投信会社は、さわかみ投信を中心として、ありがとう投信、そして新規参入のセゾン投信でした。あくまでも「勉強会」なので、講義形式ではなくて参加者からの質問・意見に対して投信会社側が答える、という形でしたが、もちろん?澤上篤人社長の時間占有率はかなり高かったことは言うまでもありません(批判的に言っているわけではなくて、これでいいと思うのですが・・・)。
いろいろと話題はあったのですが、少しだけ書いてみます(私の解釈も多分に入っています)。
Q.ありがとう投信やセゾン投信は「ファンド・オブ・ファンズ」形式をとっているが、信託報酬の二重取りになるのではないのか?
(これはFOFに対してよく言われている定番の質問)
A.信託報酬が2度かかる、というのはそのとおり。しかし、だからといってファンド・オブ・ファンズ形式を批判するのは的外れではないか。ファンドは何で評価されるべきか、というと運用結果でしかないはずであって、いい結果を出してそれに見合うコストであれば問題はないと思う。もちろん、運用とは関係のないところで販売手数料などどいうコストがかかるのはおかしいと思うが。

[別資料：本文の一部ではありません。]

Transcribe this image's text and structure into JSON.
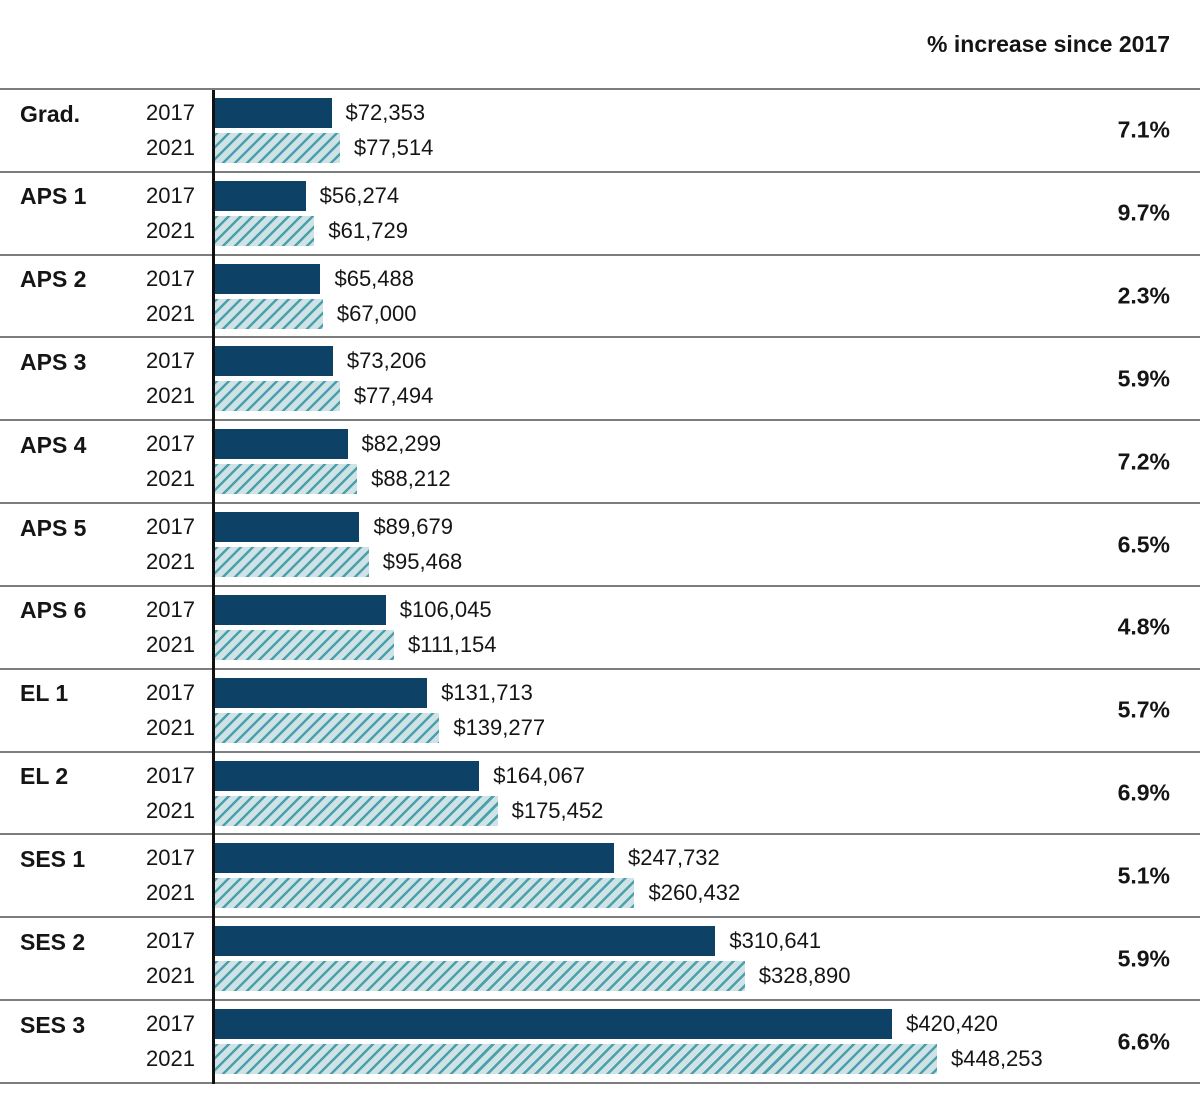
{
  "chart_data": {
    "type": "bar",
    "orientation": "horizontal",
    "title": "",
    "pct_column_header": "% increase since 2017",
    "categories": [
      "Grad.",
      "APS 1",
      "APS 2",
      "APS 3",
      "APS 4",
      "APS 5",
      "APS 6",
      "EL 1",
      "EL 2",
      "SES 1",
      "SES 2",
      "SES 3"
    ],
    "series": [
      {
        "name": "2017",
        "style": "solid",
        "color": "#0e4166",
        "values": [
          72353,
          56274,
          65488,
          73206,
          82299,
          89679,
          106045,
          131713,
          164067,
          247732,
          310641,
          420420
        ],
        "labels": [
          "$72,353",
          "$56,274",
          "$65,488",
          "$73,206",
          "$82,299",
          "$89,679",
          "$106,045",
          "$131,713",
          "$164,067",
          "$247,732",
          "$310,641",
          "$420,420"
        ]
      },
      {
        "name": "2021",
        "style": "hatched",
        "color_bg": "#cfe3e6",
        "color_stripe": "#4aa1ab",
        "values": [
          77514,
          61729,
          67000,
          77494,
          88212,
          95468,
          111154,
          139277,
          175452,
          260432,
          328890,
          448253
        ],
        "labels": [
          "$77,514",
          "$61,729",
          "$67,000",
          "$77,494",
          "$88,212",
          "$95,468",
          "$111,154",
          "$139,277",
          "$175,452",
          "$260,432",
          "$328,890",
          "$448,253"
        ]
      }
    ],
    "pct_increase": [
      "7.1%",
      "9.7%",
      "2.3%",
      "5.9%",
      "7.2%",
      "6.5%",
      "4.8%",
      "5.7%",
      "6.9%",
      "5.1%",
      "5.9%",
      "6.6%"
    ],
    "xlim": [
      0,
      448253
    ],
    "grid": "horizontal-row-separators",
    "legend_position": "none",
    "axis_line_color": "#111111",
    "separator_color": "#7d7d7d"
  }
}
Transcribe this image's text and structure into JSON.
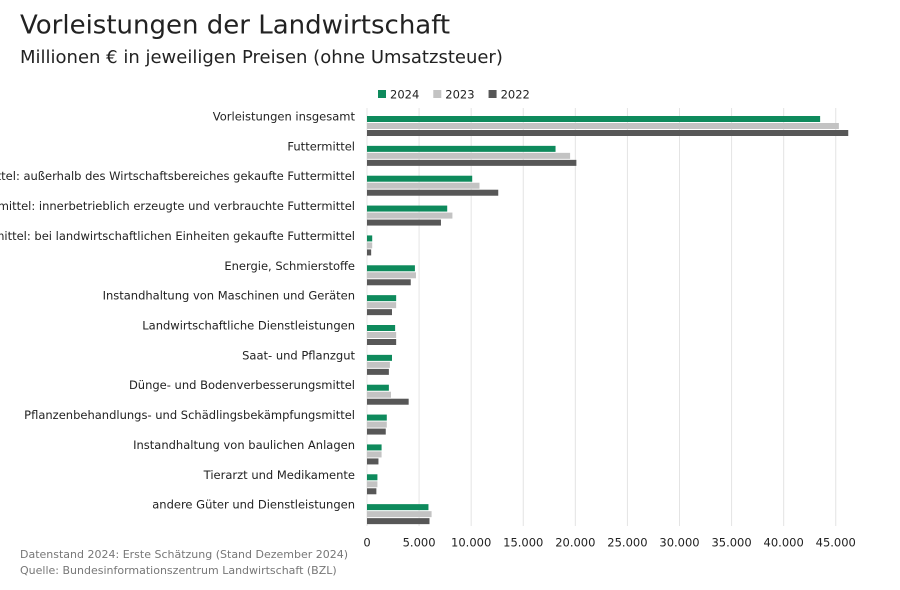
{
  "chart_data": {
    "type": "hbar",
    "title": "Vorleistungen der Landwirtschaft",
    "subtitle": "Millionen € in jeweiligen Preisen (ohne Umsatzsteuer)",
    "categories": [
      "Vorleistungen insgesamt",
      "Futtermittel",
      "Futtermittel: außerhalb des Wirtschaftsbereiches gekaufte Futtermittel",
      "Futtermittel: innerbetrieblich erzeugte und verbrauchte Futtermittel",
      "Futtermittel: bei landwirtschaftlichen Einheiten gekaufte Futtermittel",
      "Energie, Schmierstoffe",
      "Instandhaltung von Maschinen und Geräten",
      "Landwirtschaftliche Dienstleistungen",
      "Saat- und Pflanzgut",
      "Dünge- und Bodenverbesserungsmittel",
      "Pflanzenbehandlungs- und Schädlingsbekämpfungsmittel",
      "Instandhaltung von baulichen Anlagen",
      "Tierarzt und Medikamente",
      "andere Güter und Dienstleistungen"
    ],
    "series": [
      {
        "name": "2024",
        "color": "#0e8a5c",
        "values": [
          43500,
          18100,
          10100,
          7700,
          500,
          4600,
          2800,
          2700,
          2400,
          2100,
          1900,
          1400,
          1000,
          5900
        ]
      },
      {
        "name": "2023",
        "color": "#c3c3c3",
        "values": [
          45300,
          19500,
          10800,
          8200,
          500,
          4700,
          2800,
          2800,
          2200,
          2300,
          1900,
          1400,
          1000,
          6200
        ]
      },
      {
        "name": "2022",
        "color": "#575757",
        "values": [
          46200,
          20100,
          12600,
          7100,
          400,
          4200,
          2400,
          2800,
          2100,
          4000,
          1800,
          1100,
          900,
          6000
        ]
      }
    ],
    "xlim": [
      0,
      48000
    ],
    "xticks": [
      0,
      {
        "value": 5000,
        "label": "5.000"
      },
      {
        "value": 10000,
        "label": "10.000"
      },
      {
        "value": 15000,
        "label": "15.000"
      },
      {
        "value": 20000,
        "label": "20.000"
      },
      {
        "value": 25000,
        "label": "25.000"
      },
      {
        "value": 30000,
        "label": "30.000"
      },
      {
        "value": 35000,
        "label": "35.000"
      },
      {
        "value": 40000,
        "label": "40.000"
      },
      {
        "value": 45000,
        "label": "45.000"
      }
    ],
    "grid": true,
    "notes": [
      "Datenstand 2024: Erste Schätzung (Stand Dezember 2024)",
      "Quelle: Bundesinformationszentrum Landwirtschaft (BZL)"
    ]
  }
}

Q.個人で株式を買う場合に比較して、投資信託を利用した場合のメリットは?
A.
・きちんとした銘柄を選べば、中長期的に見ると株価はAのラインに沿って上昇していくはず。しかし、いろいろな要因の影響があって、実際の株価はAのように直線的になるわけではなく、Bのように波がある。
・従って、0の時点で買って、バイアンドホールドとした場合は、リターンはAのラインに沿ったゆるやかな増え方にしかならない。

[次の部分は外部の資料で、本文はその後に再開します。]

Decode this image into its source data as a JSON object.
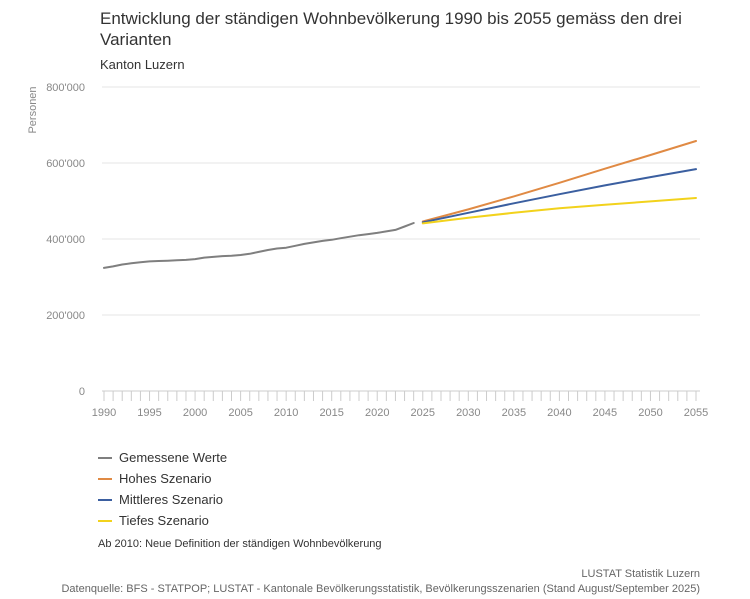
{
  "chart_data": {
    "type": "line",
    "title": "Entwicklung der ständigen Wohnbevölkerung 1990 bis 2055 gemäss den drei Varianten",
    "subtitle": "Kanton Luzern",
    "xlabel": "",
    "ylabel": "Personen",
    "xlim": [
      1990,
      2055
    ],
    "ylim": [
      0,
      800000
    ],
    "yticks": [
      0,
      200000,
      400000,
      600000,
      800000
    ],
    "ytick_labels": [
      "0",
      "200'000",
      "400'000",
      "600'000",
      "800'000"
    ],
    "xticks": [
      1990,
      1995,
      2000,
      2005,
      2010,
      2015,
      2020,
      2025,
      2030,
      2035,
      2040,
      2045,
      2050,
      2055
    ],
    "xtick_labels": [
      "1990",
      "1995",
      "2000",
      "2005",
      "2010",
      "2015",
      "2020",
      "2025",
      "2030",
      "2035",
      "2040",
      "2045",
      "2050",
      "2055"
    ],
    "grid": true,
    "legend_position": "bottom-left",
    "series": [
      {
        "name": "Gemessene Werte",
        "color": "#7f7f7f",
        "x": [
          1990,
          1991,
          1992,
          1993,
          1994,
          1995,
          1996,
          1997,
          1998,
          1999,
          2000,
          2001,
          2002,
          2003,
          2004,
          2005,
          2006,
          2007,
          2008,
          2009,
          2010,
          2011,
          2012,
          2013,
          2014,
          2015,
          2016,
          2017,
          2018,
          2019,
          2020,
          2021,
          2022,
          2023,
          2024
        ],
        "values": [
          324000,
          328000,
          333000,
          336000,
          339000,
          341000,
          342000,
          343000,
          344000,
          345000,
          347000,
          351000,
          353000,
          355000,
          356000,
          358000,
          361000,
          366000,
          371000,
          375000,
          377000,
          382000,
          387000,
          391000,
          395000,
          398000,
          402000,
          406000,
          410000,
          413000,
          416000,
          420000,
          424000,
          433000,
          442000
        ]
      },
      {
        "name": "Hohes Szenario",
        "color": "#e08a44",
        "x": [
          2025,
          2030,
          2035,
          2040,
          2045,
          2050,
          2055
        ],
        "values": [
          446000,
          478000,
          512000,
          548000,
          585000,
          621000,
          658000
        ]
      },
      {
        "name": "Mittleres Szenario",
        "color": "#3b5fa0",
        "x": [
          2025,
          2030,
          2035,
          2040,
          2045,
          2050,
          2055
        ],
        "values": [
          444000,
          469000,
          494000,
          518000,
          541000,
          563000,
          584000
        ]
      },
      {
        "name": "Tiefes Szenario",
        "color": "#f2d21c",
        "x": [
          2025,
          2030,
          2035,
          2040,
          2045,
          2050,
          2055
        ],
        "values": [
          441000,
          456000,
          469000,
          481000,
          490000,
          499000,
          508000
        ]
      }
    ]
  },
  "note": "Ab 2010: Neue Definition der ständigen Wohnbevölkerung",
  "credit": "LUSTAT Statistik Luzern",
  "source": "Datenquelle: BFS - STATPOP; LUSTAT - Kantonale Bevölkerungsstatistik, Bevölkerungsszenarien (Stand August/September 2025)"
}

・そこで、株価の変動を見て、割安なところ(②の位置)で仕込み、割高と判断したら(①や③の位置)売って現金化し、次の割安な時期に仕込むのに備える、という繰り返しになる。
・①の後の株価下落時には現金化してあるから、基準価額はそれほど落ちずに、②’のところからまた増え始めることになる。だから、Cのような増え方になることが期待できる。
・個人でも上のことをやればよいのだが、①や③で売ったときにキャピタルゲイン税がかかってくる。ところが、投信でやっていれば、売買はファンドの中でやるために投資家個人にいちいち税金はかからない。

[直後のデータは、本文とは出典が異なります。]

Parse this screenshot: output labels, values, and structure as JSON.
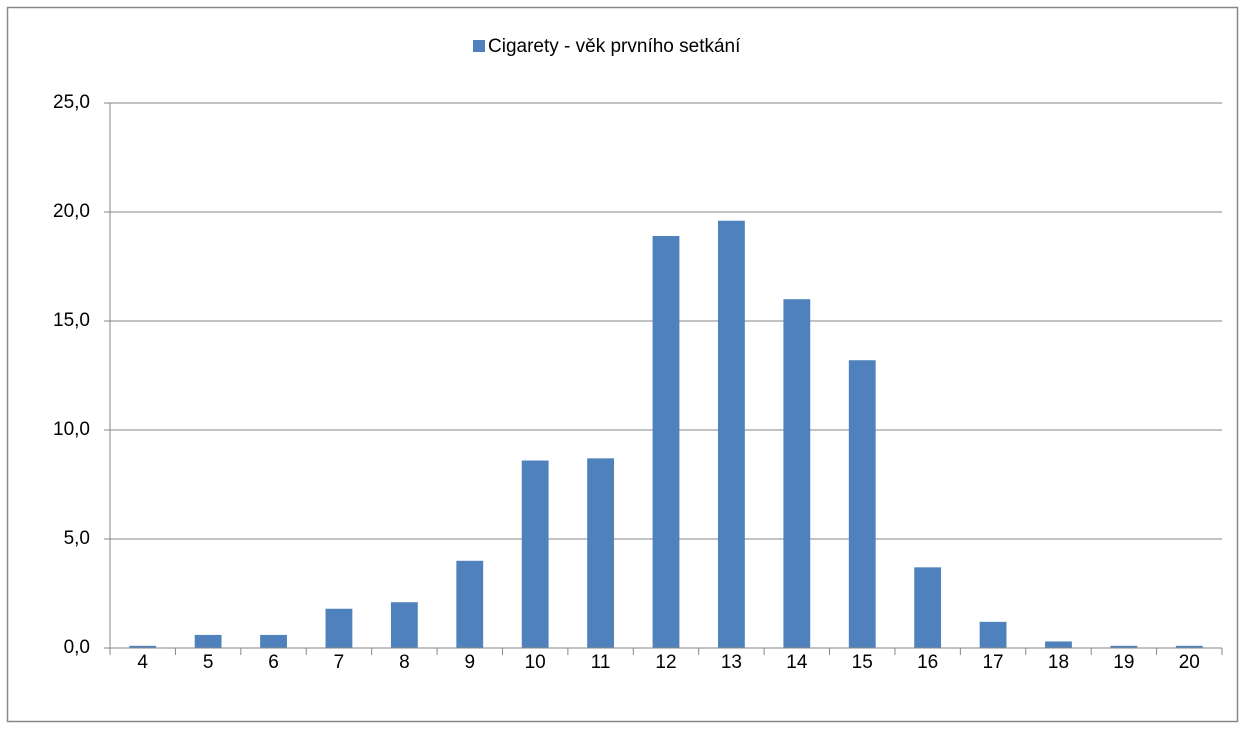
{
  "chart_data": {
    "type": "bar",
    "categories": [
      "4",
      "5",
      "6",
      "7",
      "8",
      "9",
      "10",
      "11",
      "12",
      "13",
      "14",
      "15",
      "16",
      "17",
      "18",
      "19",
      "20"
    ],
    "series": [
      {
        "name": "Cigarety - věk prvního setkání",
        "color": "#4f81bd",
        "values": [
          0.1,
          0.6,
          0.6,
          1.8,
          2.1,
          4.0,
          8.6,
          8.7,
          18.9,
          19.6,
          16.0,
          13.2,
          3.7,
          1.2,
          0.3,
          0.1,
          0.1
        ]
      }
    ],
    "ylim": [
      0,
      25
    ],
    "yticks": [
      {
        "value": 0,
        "label": "0,0"
      },
      {
        "value": 5,
        "label": "5,0"
      },
      {
        "value": 10,
        "label": "10,0"
      },
      {
        "value": 15,
        "label": "15,0"
      },
      {
        "value": 20,
        "label": "20,0"
      },
      {
        "value": 25,
        "label": "25,0"
      }
    ],
    "grid": true,
    "legend": "top"
  }
}
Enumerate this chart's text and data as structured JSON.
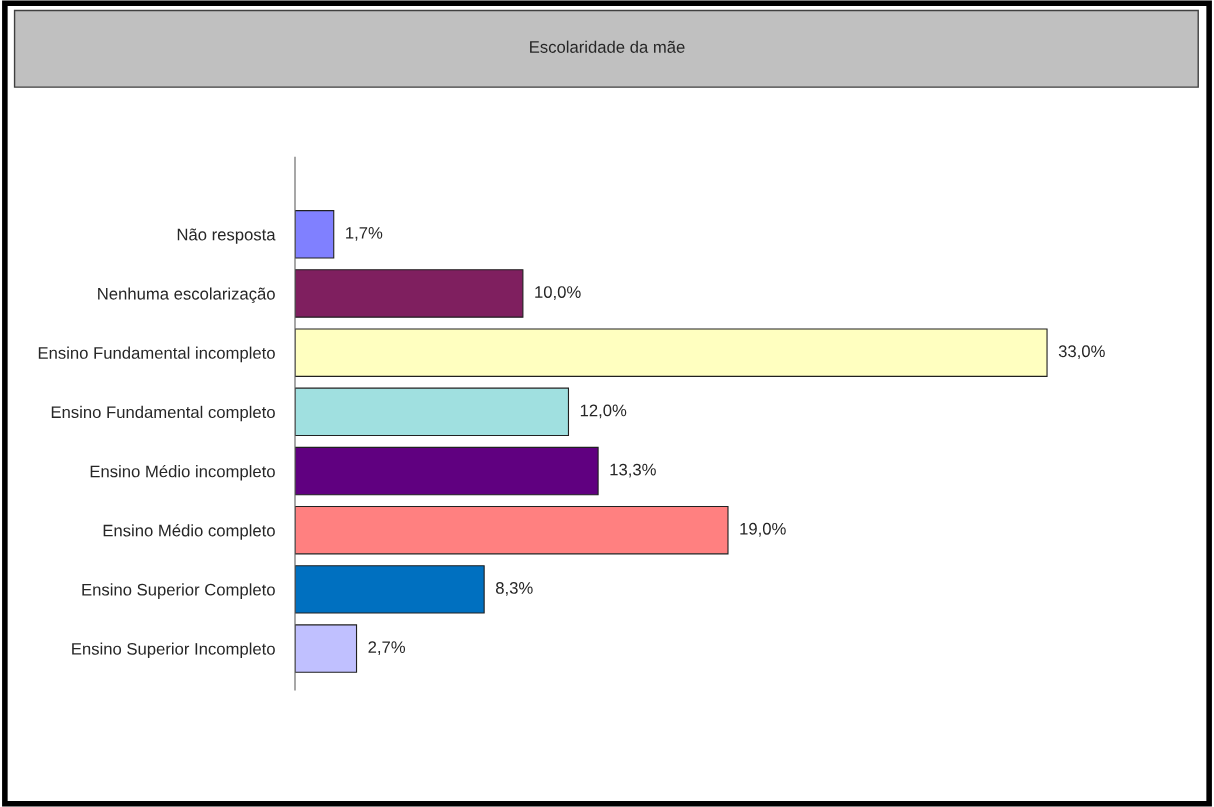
{
  "chart_data": {
    "type": "bar",
    "orientation": "horizontal",
    "title": "Escolaridade da mãe",
    "categories": [
      "Não resposta",
      "Nenhuma escolarização",
      "Ensino Fundamental incompleto",
      "Ensino Fundamental completo",
      "Ensino Médio incompleto",
      "Ensino Médio completo",
      "Ensino Superior Completo",
      "Ensino Superior Incompleto"
    ],
    "values": [
      1.7,
      10.0,
      33.0,
      12.0,
      13.3,
      19.0,
      8.3,
      2.7
    ],
    "value_labels": [
      "1,7%",
      "10,0%",
      "33,0%",
      "12,0%",
      "13,3%",
      "19,0%",
      "8,3%",
      "2,7%"
    ],
    "colors": [
      "#8080ff",
      "#7f1f5f",
      "#ffffc0",
      "#a0e0e0",
      "#600080",
      "#ff8080",
      "#0070c0",
      "#c0c0ff"
    ],
    "grid": false,
    "legend": false
  }
}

・また、個人の場合、利益を確定した後に一部をリスクのない運用に回したりしてしまうことが往々にある。これでは、利益分を再投資することによる「複利効果」をみすみす逃してしまう。
・いい投信だと、投資家の資金がどんどん入ってきて運用資産が多くなってくるから、「船」が安定してくる。
このような勉強会は、「営業活動をしないこと」を基本方針にしている投信会社の「営業活動」にあたるわけで、当然ファンドのメリットが強調されますし、批判的な意見などもあまり出ません。
しかし、投信を売るためにやっているというよりは、理念や考え方を披瀝して、それに乗れる人を募る、という趣旨が伝わってきて好感が持てます。実際、澤上氏らの地道な活動は、ゆっくりではありますが、それなりのムーブメントを起こしてきた、という実績がありますし。
それにしても、集まった投資家の数の多さにびっくりしました・・・。着実にファンは増えているのかな、と。